Study and experimental investigation of insertion force modeling and tissue deformation phenomenon during surgical needle-soft tissue interaction

Abstract

Surgical needle insertion is generally used in the current advanced surgery process, particularly in the area of biopsy, MIS or minimally invasive surgery, brachytherapy, etc. During the needle insertion performance into the soft tissue, one of the most important issues is the tissue deformation that affects the needle engagement inside the tissue material. We have presented an energy-based insertion model, and the conical shape of deformed tissue is assumed. The tests are performed on PVA gel samples, and the model is analyzed to determine the tissue deformation volume during needle insertion into soft tissue. The procedures for evaluating the puncture force which creates the deformation of the contact point. With the help of the needle insertion experimental investigation, a geometric model of tissue deformation phenomenon and insertion force was investigated.

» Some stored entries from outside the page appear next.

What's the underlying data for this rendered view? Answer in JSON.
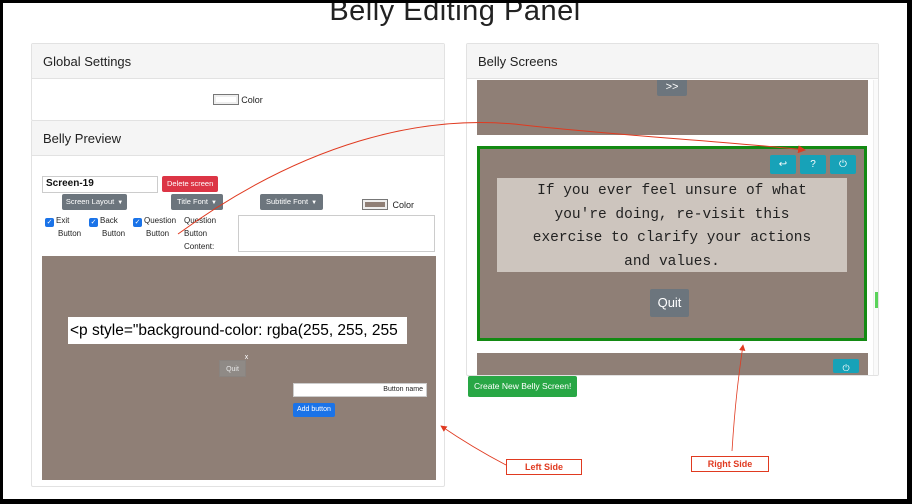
{
  "page": {
    "title": "Belly Editing Panel"
  },
  "global_settings": {
    "header": "Global Settings",
    "color_label": "Color"
  },
  "belly_preview": {
    "header": "Belly Preview",
    "screen_name_value": "Screen-19",
    "delete_button": "Delete screen",
    "dropdowns": {
      "screen_layout": "Screen Layout",
      "title_font": "Title Font",
      "subtitle_font": "Subtitle Font"
    },
    "color_label": "Color",
    "checkboxes": {
      "exit": {
        "line1": "Exit",
        "line2": "Button",
        "checked": true
      },
      "back": {
        "line1": "Back",
        "line2": "Button",
        "checked": true
      },
      "question": {
        "line1": "Question",
        "line2": "Button",
        "checked": true
      }
    },
    "question_content_label": {
      "line1": "Question",
      "line2": "Button",
      "line3": "Content:"
    },
    "preview_text": "<p style=\"background-color: rgba(255, 255, 255",
    "quit_label": "Quit",
    "quit_close": "x",
    "button_name_value": "Button name",
    "add_button": "Add button"
  },
  "belly_screens": {
    "header": "Belly Screens",
    "next_label": ">>",
    "screen_text": [
      "If you ever feel unsure of what",
      "you're doing, re-visit this",
      "exercise to clarify your actions",
      "and values."
    ],
    "quit_label": "Quit",
    "controls": {
      "back_icon": "↩",
      "help_icon": "?",
      "power_icon": "⏻"
    },
    "bottom_power_icon": "⏻"
  },
  "create_button": "Create New Belly Screen!",
  "annotations": {
    "left": "Left Side",
    "right": "Right Side"
  },
  "colors": {
    "screen_bg": "#8f7f76",
    "highlight_border": "#138a13",
    "annotation": "#e03a20"
  }
}
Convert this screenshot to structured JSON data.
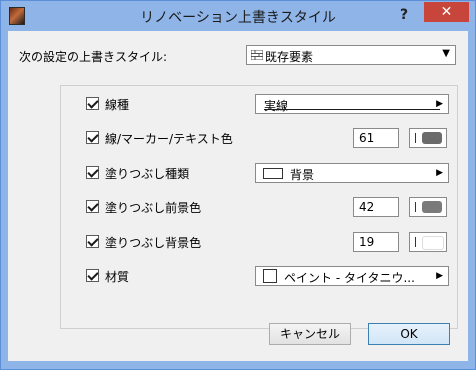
{
  "window": {
    "title": "リノベーション上書きスタイル",
    "help": "?",
    "close": "✕"
  },
  "style": {
    "label": "次の設定の上書きスタイル:",
    "selected": "既存要素"
  },
  "rows": [
    {
      "name": "線種",
      "value": "実線"
    },
    {
      "name": "線/マーカー/テキスト色",
      "pen": "61",
      "pen_color": "#6b6b6b"
    },
    {
      "name": "塗りつぶし種類",
      "value": "背景"
    },
    {
      "name": "塗りつぶし前景色",
      "pen": "42",
      "pen_color": "#7a7a7a"
    },
    {
      "name": "塗りつぶし背景色",
      "pen": "19",
      "pen_color": "#ffffff"
    },
    {
      "name": "材質",
      "value": "ペイント - タイタニウ..."
    }
  ],
  "buttons": {
    "cancel": "キャンセル",
    "ok": "OK"
  }
}
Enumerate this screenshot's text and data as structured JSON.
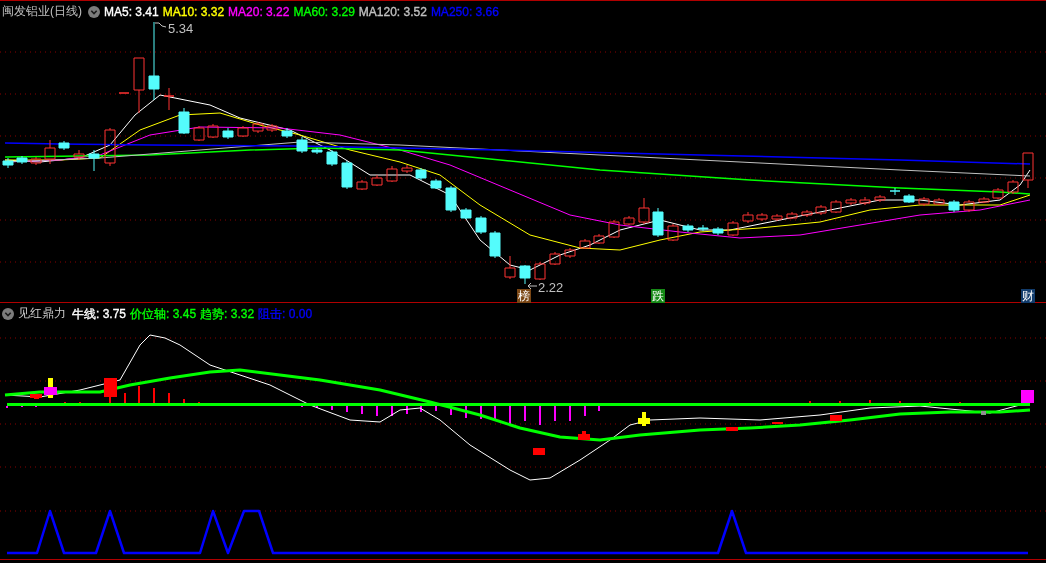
{
  "main_chart": {
    "title": "闽发铝业(日线)",
    "moving_averages": [
      {
        "label": "MA5: 3.41",
        "color": "#ffffff"
      },
      {
        "label": "MA10: 3.32",
        "color": "#ffff00"
      },
      {
        "label": "MA20: 3.22",
        "color": "#ff00ff"
      },
      {
        "label": "MA60: 3.29",
        "color": "#00ff00"
      },
      {
        "label": "MA120: 3.52",
        "color": "#c0c0c0"
      },
      {
        "label": "MA250: 3.66",
        "color": "#0000ff"
      }
    ],
    "high_label": "5.34",
    "low_label": "2.22",
    "event_badges": [
      {
        "text": "榜",
        "color": "#7a4614"
      },
      {
        "text": "跌",
        "color": "#168a16"
      },
      {
        "text": "财",
        "color": "#123c6c"
      }
    ]
  },
  "indicator": {
    "title": "见红鼎力",
    "series": [
      {
        "label": "牛线: 3.75",
        "color": "#ffffff"
      },
      {
        "label": "价位轴: 3.45",
        "color": "#00ff00"
      },
      {
        "label": "趋势: 3.32",
        "color": "#00ff00"
      },
      {
        "label": "阻击: 0.00",
        "color": "#0000ff"
      }
    ]
  }
}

The active needle-soft tissue contacts are studied, and with the help of the energy-based insertion model, the different factors like strain energy, potential, and dissipated energies are investigated. The tests are completed on the tissue mimic PVA gel samples, and the results show the volume and area of tissue deformation; at the time of initial needle insertion, the maximum tissue deformation arises and during the needle movement in the post-perforation stage, the deformation gradually decreases as the more peripheral work is altered into the vicious and degenerate energies. The maximum insertion force was noticed in 14° bevel angle needle tip and at 3 mm/s needle insertion speed, the volume of tissue deformation was maximum. The maximum deformation of the issue arises at the initial perforate position, and the distortion reduces along with the raises of the needle movement during the post-insertion period as the needle insertion work is converted into vicious and dissolute energies.